Exact sequences of tensor categories

TL;DR

This paper introduces the concept of exact sequences in tensor categories, generalizing classical algebraic structures, and provides classification results and applications to fusion categories and group representations.

Contribution

It defines normal tensor functors and exact sequences of tensor categories, linking them to Hopf monads and commutative algebras, extending classical algebraic notions.

Findings

Classifies exact sequences of tensor categories via Hopf monads and commutative algebras.

Shows that certain dominant tensor functors are equivalent to module categories over commutative algebras.
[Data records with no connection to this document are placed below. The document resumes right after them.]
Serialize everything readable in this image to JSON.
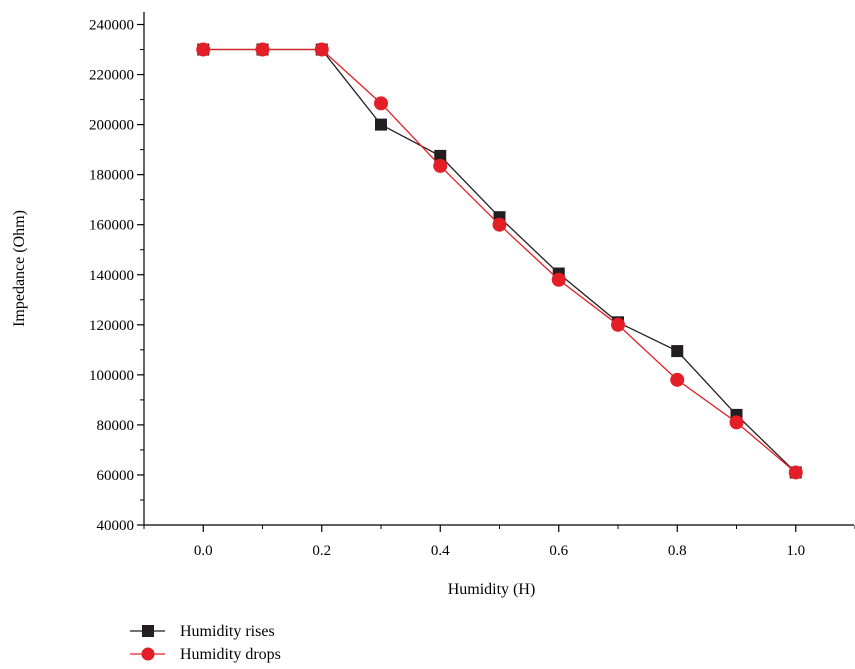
{
  "chart_data": {
    "type": "line",
    "title": "",
    "xlabel": "Humidity (H)",
    "ylabel": "Impedance (Ohm)",
    "xlim": [
      -0.1,
      1.1
    ],
    "ylim": [
      40000,
      245000
    ],
    "xticks": [
      0.0,
      0.2,
      0.4,
      0.6,
      0.8,
      1.0
    ],
    "xtick_labels": [
      "0.0",
      "0.2",
      "0.4",
      "0.6",
      "0.8",
      "1.0"
    ],
    "yticks": [
      40000,
      60000,
      80000,
      100000,
      120000,
      140000,
      160000,
      180000,
      200000,
      220000,
      240000
    ],
    "ytick_labels": [
      "40000",
      "60000",
      "80000",
      "100000",
      "120000",
      "140000",
      "160000",
      "180000",
      "200000",
      "220000",
      "240000"
    ],
    "x": [
      0.0,
      0.1,
      0.2,
      0.3,
      0.4,
      0.5,
      0.6,
      0.7,
      0.8,
      0.9,
      1.0
    ],
    "series": [
      {
        "name": "Humidity rises",
        "color": "#231f20",
        "marker": "square",
        "values": [
          230000,
          230000,
          230000,
          200000,
          187500,
          163000,
          140500,
          121000,
          109500,
          84000,
          61000
        ]
      },
      {
        "name": "Humidity drops",
        "color": "#e41e26",
        "marker": "circle",
        "values": [
          230000,
          230000,
          230000,
          208500,
          183500,
          160000,
          138000,
          120000,
          98000,
          81000,
          61000
        ]
      }
    ],
    "grid": false,
    "legend_position": "bottom-left"
  }
}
Proves that odd square-free braided fusion categories are group-theoretical.

Abstract

We introduce the notions of normal tensor functor and exact sequence of tensor categories. We show that exact sequences of tensor categories generalize strictly exact sequences of Hopf algebras as defined by Schneider, and in particular, exact sequences of (finite) groups. We classify exact sequences of tensor categories C' -> C -> C'' (such that C' is finite) in terms of normal faithful Hopf monads on C'' and also, in terms of self-trivializing commutative algebras in the center of C. More generally, we show that, given any dominant tensor functor C -> D admitting an exact (right or left) adjoint there exists a canonical commutative algebra A in the center of C such that F is tensor equivalent to the free module functor C -> mod_C A, where mod_C A denotes the category of A-modules in C endowed with a monoidal structure defined using the half-braiding of A. We re-interpret equivariantization under a finite group action on a tensor category and, in particular, the modularization construction, in terms of exact sequences, Hopf monads and commutative central algebras. As an application, we prove that a braided fusion category whose dimension is odd and square-free is equivalent, as a fusion category, to the representation category of a group.